Verhoeven welcomed Labor’s cancer care package and commitment to reducing tobacco use, as well as the Coalition’s commitment to a national strategy to tackle excessive out of pocket costs charged by medical specialists, and the Greens’ commitment to affordable dental care.
“Prevention strategies, including water fluoridation in all communities and a tax on sugar sweetened beverages, are also required,” she said.
There were similar calls for system-wide reform from Greens Leader Richard di Natale, who says as a doctor he is frustrated that the healthcare debate remains “really piecemeal“, and from Croakey editors Jennifer Doggett and Lesley Russell in this Inside Story podcast on health reform.

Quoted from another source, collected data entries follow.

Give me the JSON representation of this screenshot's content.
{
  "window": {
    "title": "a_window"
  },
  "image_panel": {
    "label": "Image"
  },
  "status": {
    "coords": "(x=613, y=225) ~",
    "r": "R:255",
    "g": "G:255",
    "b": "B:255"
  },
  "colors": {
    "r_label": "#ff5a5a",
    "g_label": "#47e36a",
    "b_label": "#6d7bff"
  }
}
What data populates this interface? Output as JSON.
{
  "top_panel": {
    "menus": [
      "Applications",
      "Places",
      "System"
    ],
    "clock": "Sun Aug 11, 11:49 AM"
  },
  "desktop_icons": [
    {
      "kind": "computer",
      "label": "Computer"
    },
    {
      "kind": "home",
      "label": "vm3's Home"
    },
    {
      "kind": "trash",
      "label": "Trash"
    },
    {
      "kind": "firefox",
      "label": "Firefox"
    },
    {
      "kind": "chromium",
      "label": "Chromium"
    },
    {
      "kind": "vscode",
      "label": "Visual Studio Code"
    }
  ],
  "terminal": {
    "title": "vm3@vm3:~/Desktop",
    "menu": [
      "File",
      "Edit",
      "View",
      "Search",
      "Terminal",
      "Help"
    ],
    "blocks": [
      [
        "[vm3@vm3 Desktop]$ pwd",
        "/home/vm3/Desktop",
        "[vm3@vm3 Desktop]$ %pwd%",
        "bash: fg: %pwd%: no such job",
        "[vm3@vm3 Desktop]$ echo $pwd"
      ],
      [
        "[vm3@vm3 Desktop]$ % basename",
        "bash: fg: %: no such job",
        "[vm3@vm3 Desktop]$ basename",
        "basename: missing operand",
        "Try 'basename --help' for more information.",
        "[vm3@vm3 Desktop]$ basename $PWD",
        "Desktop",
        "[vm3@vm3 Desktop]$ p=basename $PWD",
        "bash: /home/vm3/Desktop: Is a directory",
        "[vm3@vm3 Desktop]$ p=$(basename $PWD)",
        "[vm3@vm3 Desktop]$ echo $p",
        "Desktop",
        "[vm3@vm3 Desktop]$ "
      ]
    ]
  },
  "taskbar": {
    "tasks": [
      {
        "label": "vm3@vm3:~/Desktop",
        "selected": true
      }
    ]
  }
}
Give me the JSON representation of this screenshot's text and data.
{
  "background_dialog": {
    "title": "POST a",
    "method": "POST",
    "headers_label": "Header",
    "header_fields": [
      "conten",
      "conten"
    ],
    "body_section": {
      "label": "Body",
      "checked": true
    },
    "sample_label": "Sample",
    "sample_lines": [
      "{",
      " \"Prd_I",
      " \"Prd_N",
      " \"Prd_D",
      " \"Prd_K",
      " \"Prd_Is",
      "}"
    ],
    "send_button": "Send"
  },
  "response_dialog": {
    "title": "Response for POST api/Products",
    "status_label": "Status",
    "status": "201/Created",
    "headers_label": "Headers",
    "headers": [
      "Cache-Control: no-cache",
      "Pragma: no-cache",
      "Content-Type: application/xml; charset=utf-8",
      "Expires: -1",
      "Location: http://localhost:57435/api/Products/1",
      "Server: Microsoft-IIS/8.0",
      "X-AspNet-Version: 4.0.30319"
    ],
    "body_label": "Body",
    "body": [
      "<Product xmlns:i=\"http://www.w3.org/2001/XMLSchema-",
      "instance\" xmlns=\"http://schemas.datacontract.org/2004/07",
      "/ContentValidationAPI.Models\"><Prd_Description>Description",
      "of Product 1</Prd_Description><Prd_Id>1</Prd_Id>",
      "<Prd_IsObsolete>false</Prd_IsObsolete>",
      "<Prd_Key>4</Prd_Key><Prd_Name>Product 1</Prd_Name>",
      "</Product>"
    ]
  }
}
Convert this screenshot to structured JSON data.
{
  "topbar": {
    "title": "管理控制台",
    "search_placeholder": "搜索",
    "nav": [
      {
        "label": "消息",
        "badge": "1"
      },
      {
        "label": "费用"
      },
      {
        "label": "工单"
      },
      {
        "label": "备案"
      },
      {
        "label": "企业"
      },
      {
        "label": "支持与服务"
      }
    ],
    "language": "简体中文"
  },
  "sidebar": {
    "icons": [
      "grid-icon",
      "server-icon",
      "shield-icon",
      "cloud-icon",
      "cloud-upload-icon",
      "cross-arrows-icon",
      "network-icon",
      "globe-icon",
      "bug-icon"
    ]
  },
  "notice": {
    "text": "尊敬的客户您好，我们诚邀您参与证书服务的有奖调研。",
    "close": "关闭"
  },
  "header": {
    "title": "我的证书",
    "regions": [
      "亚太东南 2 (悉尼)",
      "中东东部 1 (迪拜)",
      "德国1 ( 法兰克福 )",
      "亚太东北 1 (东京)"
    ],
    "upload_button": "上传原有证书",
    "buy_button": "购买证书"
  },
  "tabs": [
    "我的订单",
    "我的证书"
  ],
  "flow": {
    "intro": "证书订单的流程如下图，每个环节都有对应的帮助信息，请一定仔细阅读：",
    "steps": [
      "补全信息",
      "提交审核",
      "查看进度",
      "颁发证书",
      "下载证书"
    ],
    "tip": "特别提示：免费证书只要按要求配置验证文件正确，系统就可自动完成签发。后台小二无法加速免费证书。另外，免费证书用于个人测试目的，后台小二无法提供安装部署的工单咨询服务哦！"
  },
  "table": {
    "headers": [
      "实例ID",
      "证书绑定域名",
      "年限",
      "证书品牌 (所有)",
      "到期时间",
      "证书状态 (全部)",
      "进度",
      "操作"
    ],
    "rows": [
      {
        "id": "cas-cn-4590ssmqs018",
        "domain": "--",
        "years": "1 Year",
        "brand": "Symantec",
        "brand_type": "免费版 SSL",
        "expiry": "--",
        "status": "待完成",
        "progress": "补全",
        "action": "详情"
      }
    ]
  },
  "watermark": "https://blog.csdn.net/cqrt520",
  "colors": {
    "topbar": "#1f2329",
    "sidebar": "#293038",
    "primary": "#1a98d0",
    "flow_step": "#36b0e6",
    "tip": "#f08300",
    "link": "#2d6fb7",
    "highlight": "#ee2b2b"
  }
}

Doggett, chair of the Australian Healthcare Reform Alliance, and Russell, Adjunct Associate Professor at the Menzies Centre for Health Policy at the University of Sydney, talk in the 30 minute podcast about the need for structural changes to Medicare, which is “no longer fit for purpose”, and the urgent need to tackle out of pocket (OOP) costs – with 19 per cent of the $181 billion spent annually on health paid directly from patients’ pockets, according to the latest data from the Australian Institute of Health and Welfare.
Asked to envision a better health system over the next decade, Doggett said it needs to be built around a strong community based primary care structure.
“We have reoriented our system wrongly where we have hospital based top down approach, ” she said. It needs to shift to the sort of focus seen in Aboriginal and Torres Strait Islander community controlled health services, “which build in a lot of social determinants, have a strong consumer and community input, and (are) given the funding and power to commission and purchase services required locally.”